The total size of household debt now represents a significant share of GDP, and a significant portion of new borrowers have limited reserves and lower financial literacy.
International experience shows that rapid growth in unsecured lending often precedes a deterioration in portfolio quality, especially among low-income households without a "cushion" for unforeseen situations.
Corporate lending: engine of growth or source of overheating?
For businesses, cheap loans are a stimulus for investment, but also a potential source of imbalances. The growth of loans to firms is concentrated in sectors with quick profits and high cyclicality – construction, real estate, trade, and services.
If asset prices suddenly stop rising or demand shrinks, servicing these debts becomes a serious challenge, and risks are transferred to bank balance sheets.
The portfolio of loans to small and medium-sized enterprises (SMEs) is particularly sensitive: SMEs have more limited access to capital markets and smaller reserves, and in times of stress, banks are the first to tighten credit standards for them specifically.
Regulators against overheating: measures to cool the mortgage boom
Realizing the risk of overheating, regulators in Europe and in our country have begun to implement macroprudential measures. The Bulgarian National Bank has introduced stricter requirements for mortgage lending: restrictions on the loan-to-value (LTV) ratio, limits on monthly payments relative to income (DSTI), and a ceiling on the maximum term of the loan.
The goal is to prevent excessive household indebtedness and limit the risk of a credit bubble in the property market. Similar instruments are also used in other EU countries – often combined with capital buffers for banks to absorb potential losses.
At the same time, banks themselves are gradually tightening their internal criteria: stricter income analysis, verification of total indebtedness, higher requirements for self-participation, and more conservative valuation of collateral.
Resilience of the banking sector: the lesson from previous crises
After the crisis of 2008–2009, banks in Bulgaria and the region significantly strengthened their capital positions, and the share of non-performing loans has been in a sustained decline. Stress tests and European regulations create additional safeguards.
Nevertheless, rapid credit growth always carries risk – especially if it is combined with a sharp rise in asset prices and highly optimistic expectations for income and employment.
History shows that credit crises rarely start from the "most obvious" risky loans; often, it is precisely mass mortgage and consumer loans that become a problem when conditions change simultaneously for a large number of households and firms.

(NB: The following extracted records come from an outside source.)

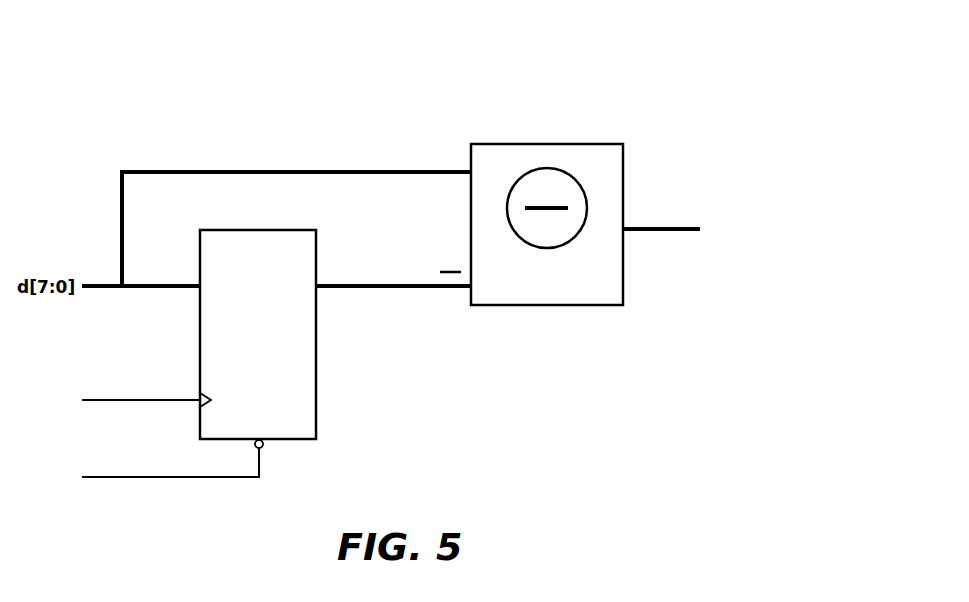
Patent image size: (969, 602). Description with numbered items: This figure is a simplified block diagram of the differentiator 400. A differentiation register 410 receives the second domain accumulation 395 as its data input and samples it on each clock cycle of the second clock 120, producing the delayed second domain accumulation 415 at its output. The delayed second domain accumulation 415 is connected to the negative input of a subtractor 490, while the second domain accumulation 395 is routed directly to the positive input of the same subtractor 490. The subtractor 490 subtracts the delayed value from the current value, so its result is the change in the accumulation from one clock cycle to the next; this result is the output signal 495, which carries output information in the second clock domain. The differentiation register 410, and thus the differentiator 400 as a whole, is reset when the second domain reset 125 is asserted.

The differentiator 400 is at (168, 68).
The differentiation register 410 is at (258, 339).
The second domain accumulation 395 is at (163, 171).
The delayed second domain accumulation 415 is at (415, 290).
The second clock 120 is at (152, 403).
The second domain reset 125 is at (152, 479).
The subtractor 490 is at (531, 221).
The output signal 495 is at (660, 228).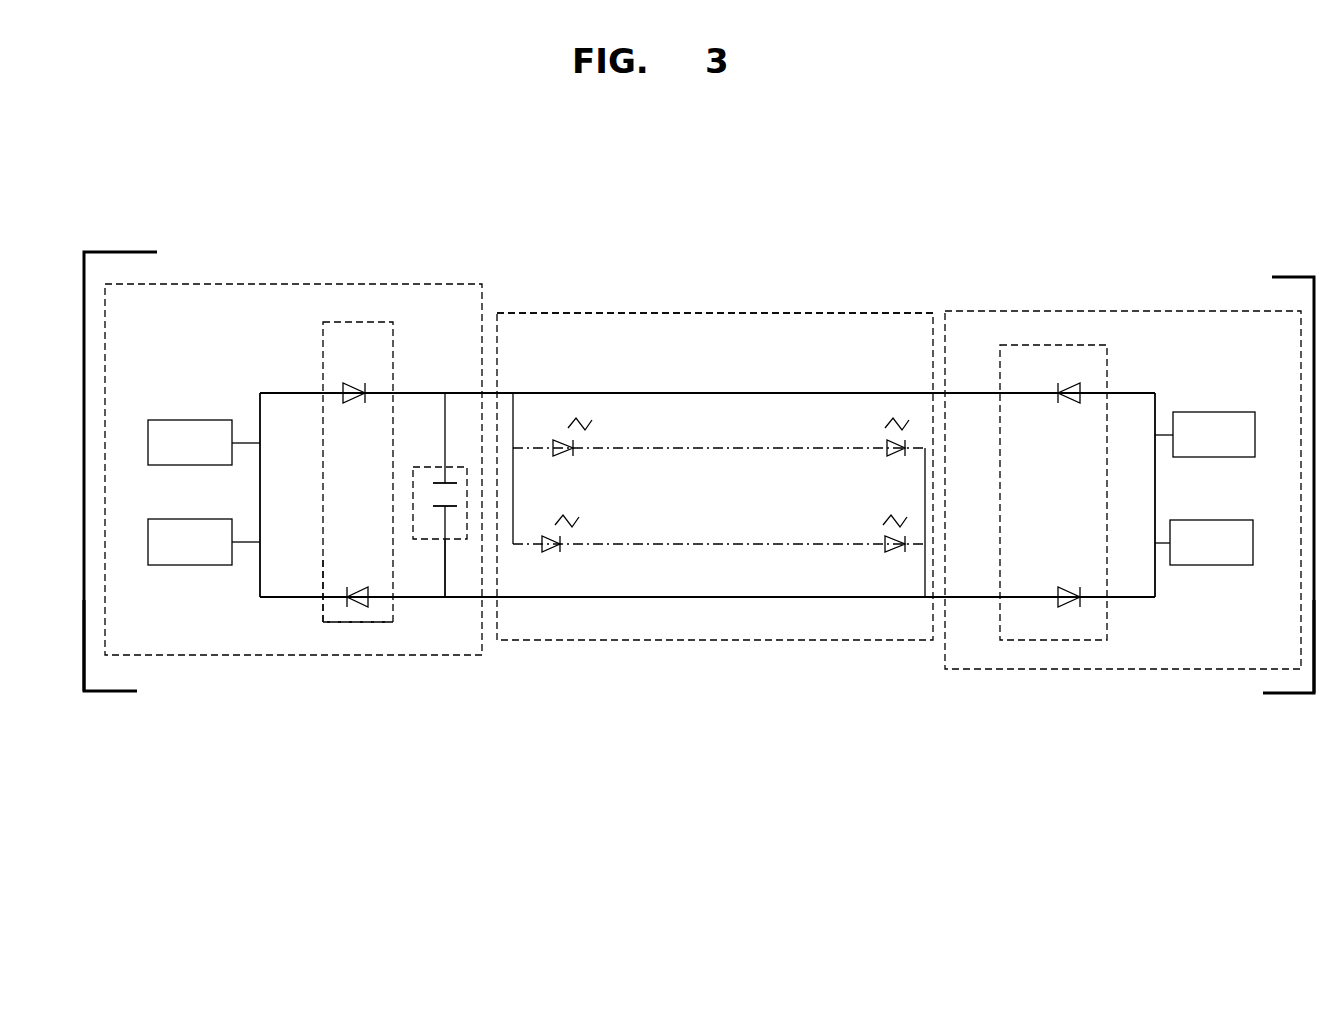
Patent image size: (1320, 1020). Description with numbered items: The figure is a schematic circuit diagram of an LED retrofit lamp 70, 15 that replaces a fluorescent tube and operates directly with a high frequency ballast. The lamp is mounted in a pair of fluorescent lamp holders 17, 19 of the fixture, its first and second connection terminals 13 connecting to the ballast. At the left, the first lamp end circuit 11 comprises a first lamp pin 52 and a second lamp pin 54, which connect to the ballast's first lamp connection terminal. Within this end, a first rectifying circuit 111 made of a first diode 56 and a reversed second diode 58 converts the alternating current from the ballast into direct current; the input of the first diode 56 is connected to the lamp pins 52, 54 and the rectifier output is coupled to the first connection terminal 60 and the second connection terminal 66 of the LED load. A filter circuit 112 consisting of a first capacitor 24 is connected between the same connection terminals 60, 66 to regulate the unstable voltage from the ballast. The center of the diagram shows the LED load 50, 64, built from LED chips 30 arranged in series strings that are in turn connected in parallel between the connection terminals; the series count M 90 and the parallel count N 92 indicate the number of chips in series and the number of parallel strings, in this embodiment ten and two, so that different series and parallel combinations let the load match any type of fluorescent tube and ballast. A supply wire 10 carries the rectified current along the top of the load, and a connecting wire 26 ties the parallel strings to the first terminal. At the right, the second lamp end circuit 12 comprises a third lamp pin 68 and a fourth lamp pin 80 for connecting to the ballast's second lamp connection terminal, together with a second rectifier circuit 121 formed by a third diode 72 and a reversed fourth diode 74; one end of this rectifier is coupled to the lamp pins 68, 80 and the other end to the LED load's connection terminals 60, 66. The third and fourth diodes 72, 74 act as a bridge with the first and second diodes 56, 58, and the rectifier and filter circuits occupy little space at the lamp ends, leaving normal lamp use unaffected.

The conductor / wire 10 is at (843, 398).
The first lamp end circuit 11 is at (279, 284).
The second lamp end circuit 12 is at (973, 670).
The connection terminals 13 is at (188, 678).
The LED retrofit lamp 15 is at (715, 262).
The fluorescent lamp holder 17 is at (148, 236).
The fluorescent lamp holder 19 is at (1295, 267).
The capacitor C1 24 is at (438, 473).
The connecting conductor 26 is at (515, 420).
The LED chips 30 is at (719, 540).
The LED load 50 is at (777, 313).
The first lamp pin 52 is at (213, 418).
The second lamp pin 54 is at (190, 565).
The first diode 56 is at (373, 322).
The second diode 58 is at (368, 588).
The first connection terminal 60 is at (480, 392).
The LED load 64 is at (655, 570).
The second connection terminal 66 is at (965, 599).
The third lamp pin 68 is at (1220, 412).
The LED retrofit lamp 70 is at (527, 240).
The third diode 72 is at (1077, 390).
The fourth diode 74 is at (1062, 590).
The fourth lamp pin 80 is at (1213, 567).
The M LED count 90 is at (850, 472).
The N LED count 92 is at (637, 555).
The first rectifying circuit 111 is at (330, 625).
The filter circuit 112 is at (435, 545).
The second rectifier circuit 121 is at (1033, 343).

Where is the line between a normal credit cycle and overheating?
The key indicators are: the rate of credit growth relative to GDP, the debt burden of households and the corporate sector, the dynamics of property prices, and the quality of credit portfolios.
When loans grow significantly faster than incomes and the real economy, and asset prices detach from fundamentals (rents, profits, productivity), the risk of overheating is present – even if delinquencies temporarily remain low.
In the current situation, the combination of still relatively low interest rates, high inflation in recent years, and people's desire to "save" their money through property and consumption is fueling credit expansion.
The task of regulators and banks is to find a balance between supporting growth and protecting against a new debt bubble – through targeted restrictions, clearer information for customers, and the encouragement of financial literacy, which would limit impulsive borrowing.